Dino secara terbuka menyatakan tetap menaruh kecurigaan terhadap piagam dan agenda BoP, meski Indonesia telah bergabung dalam forum tersebut.
“Posisi saya mengenai Board of Peace sama sekali tidak berubah. Piagam BoP banyak kejanggalan,” tulis Dino melalui akun X, Jumat (6/2).
Hal itu karena Indonesia sudah keburu masuk, kita harus waspadai perilaku Trump dan agenda Israel untuk membungkam Palestina, serta selalu menjaga opsi untuk keluar dari BoP.
Pernyataan tersebut langsung menarik perhatian publik karena menyentuh isu sensitif geopolitik global, khususnya konflik Palestina-Israel yang selama ini menjadi perhatian besar masyarakat Indonesia.
Dino mengungkapkan, sikap kritis tersebut bukanlah pendapat pribadi yang disampaikan tanpa komunikasi. Ia menegaskan telah berdiskusi langsung dengan Presiden Prabowo Subianto, dan dalam beberapa hal, pandangannya justru sejalan dengan posisi pemerintah Indonesia.
“Setelah diskusi dengan Presiden, posisi ini tetap saya pegang, dan dalam beberapa hal ternyata sejalan dengan sikap Pemerintah Indonesia,” ujarnya.
Lebih lanjut, Dino meluruskan pernyataannya soal BoP sebagai satu-satunya opsi perdamaian saat ini.
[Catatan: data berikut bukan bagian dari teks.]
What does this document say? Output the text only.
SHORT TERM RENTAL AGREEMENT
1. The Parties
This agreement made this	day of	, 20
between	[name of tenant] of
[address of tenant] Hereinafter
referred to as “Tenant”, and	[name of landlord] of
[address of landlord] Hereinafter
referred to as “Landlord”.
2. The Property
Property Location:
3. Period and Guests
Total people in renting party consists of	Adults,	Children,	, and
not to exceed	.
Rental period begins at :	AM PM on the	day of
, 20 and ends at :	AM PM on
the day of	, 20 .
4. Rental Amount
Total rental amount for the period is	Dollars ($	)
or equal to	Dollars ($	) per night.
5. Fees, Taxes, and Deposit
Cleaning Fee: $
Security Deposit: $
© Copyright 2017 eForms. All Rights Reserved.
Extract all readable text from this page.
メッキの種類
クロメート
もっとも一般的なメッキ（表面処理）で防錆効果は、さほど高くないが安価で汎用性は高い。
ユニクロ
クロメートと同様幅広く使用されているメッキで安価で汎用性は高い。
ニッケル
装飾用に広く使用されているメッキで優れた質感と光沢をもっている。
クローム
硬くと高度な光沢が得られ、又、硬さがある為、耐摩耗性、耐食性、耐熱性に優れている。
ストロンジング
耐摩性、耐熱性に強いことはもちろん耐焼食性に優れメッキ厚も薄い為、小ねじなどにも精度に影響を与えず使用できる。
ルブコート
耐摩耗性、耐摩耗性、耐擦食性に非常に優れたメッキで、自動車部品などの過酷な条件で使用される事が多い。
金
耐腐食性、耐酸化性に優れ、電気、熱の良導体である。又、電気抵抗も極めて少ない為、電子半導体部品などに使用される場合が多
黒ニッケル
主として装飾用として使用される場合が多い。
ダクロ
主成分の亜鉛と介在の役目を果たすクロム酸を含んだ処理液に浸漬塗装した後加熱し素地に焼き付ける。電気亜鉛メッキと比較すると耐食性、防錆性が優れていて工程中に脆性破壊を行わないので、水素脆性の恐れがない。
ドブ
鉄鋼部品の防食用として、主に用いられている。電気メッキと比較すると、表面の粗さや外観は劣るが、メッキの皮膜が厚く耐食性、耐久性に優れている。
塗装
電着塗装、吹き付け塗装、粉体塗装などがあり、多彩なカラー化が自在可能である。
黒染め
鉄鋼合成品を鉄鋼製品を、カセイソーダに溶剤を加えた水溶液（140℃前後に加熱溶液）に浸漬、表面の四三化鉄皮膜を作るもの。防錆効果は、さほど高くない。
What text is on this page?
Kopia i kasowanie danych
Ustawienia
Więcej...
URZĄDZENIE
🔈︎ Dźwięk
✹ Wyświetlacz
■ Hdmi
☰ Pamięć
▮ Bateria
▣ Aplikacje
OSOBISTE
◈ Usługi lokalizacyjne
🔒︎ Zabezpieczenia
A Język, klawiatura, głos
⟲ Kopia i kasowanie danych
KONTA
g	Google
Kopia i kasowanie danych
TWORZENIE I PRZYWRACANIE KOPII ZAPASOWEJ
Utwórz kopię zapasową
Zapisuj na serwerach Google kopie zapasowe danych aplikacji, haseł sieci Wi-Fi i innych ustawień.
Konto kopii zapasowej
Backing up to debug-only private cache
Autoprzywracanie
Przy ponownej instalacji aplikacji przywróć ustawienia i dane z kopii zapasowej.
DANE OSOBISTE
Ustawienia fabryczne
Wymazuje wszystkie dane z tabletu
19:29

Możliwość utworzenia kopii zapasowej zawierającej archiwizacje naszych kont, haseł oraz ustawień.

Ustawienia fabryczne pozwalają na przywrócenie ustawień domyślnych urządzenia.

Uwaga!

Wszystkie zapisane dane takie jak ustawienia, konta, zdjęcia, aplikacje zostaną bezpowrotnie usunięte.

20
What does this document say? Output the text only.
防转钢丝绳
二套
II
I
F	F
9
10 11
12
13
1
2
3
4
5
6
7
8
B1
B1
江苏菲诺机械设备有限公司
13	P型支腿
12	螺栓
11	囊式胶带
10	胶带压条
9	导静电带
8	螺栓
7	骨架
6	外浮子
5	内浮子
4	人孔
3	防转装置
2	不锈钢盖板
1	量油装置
Menurutnya, hal itu bukan bentuk dukungan tanpa kritik, melainkan fakta kondisi di lapangan.
“Sampai saat ini, hanya ada 20-point plan dan Board of Peace sebagai satu-satunya kesepakatan untuk upaya gencatan senjata yang didukung Dewan Keamanan PBB. Hanya ini,” jelasnya.
Meski demikian, Dino menegaskan bahwa BoP bukan solusi terbaik dan bukan solusi permanen. Ia menyebut dukungan terhadap BoP bersifat pragmatis, karena belum ada alternatif konkret lain yang ditawarkan aktor internasional utama.
Dalam konteks kebijakan luar negeri Indonesia, Dino juga menjelaskan makna pendekatan “realistis” yang diambil Presiden. Menurutnya, pemerintah memahami keterbatasan Indonesia dalam konflik global yang sangat kompleks.
“Realistis berarti sadar bahwa tidak ada jaminan BoP akan berhasil, bahkan kemungkinan gagal,” ungkap Dino.
Ia pun mengakui bahwa dirinya tidak terlalu optimistis terhadap keberhasilan BoP.
Namun, Dino menilai masih ada celah kecil yang patut diperjuangkan demi masa depan Palestina.
“Dalam Resolusi DK PBB 2803, ada secuil peluang yang membawa hembusan angin bagi kemerdekaan Palestina. Peluang kecil ini tetap harus diperjuangkan,” pungkasnya.
Pernyataan Dino Patti Djalal ini kembali memantik perdebatan publik soal batas antara idealisme, realisme diplomatik, dan komitmen Indonesia terhadap perjuangan Palestina di tengah tekanan geopolitik global.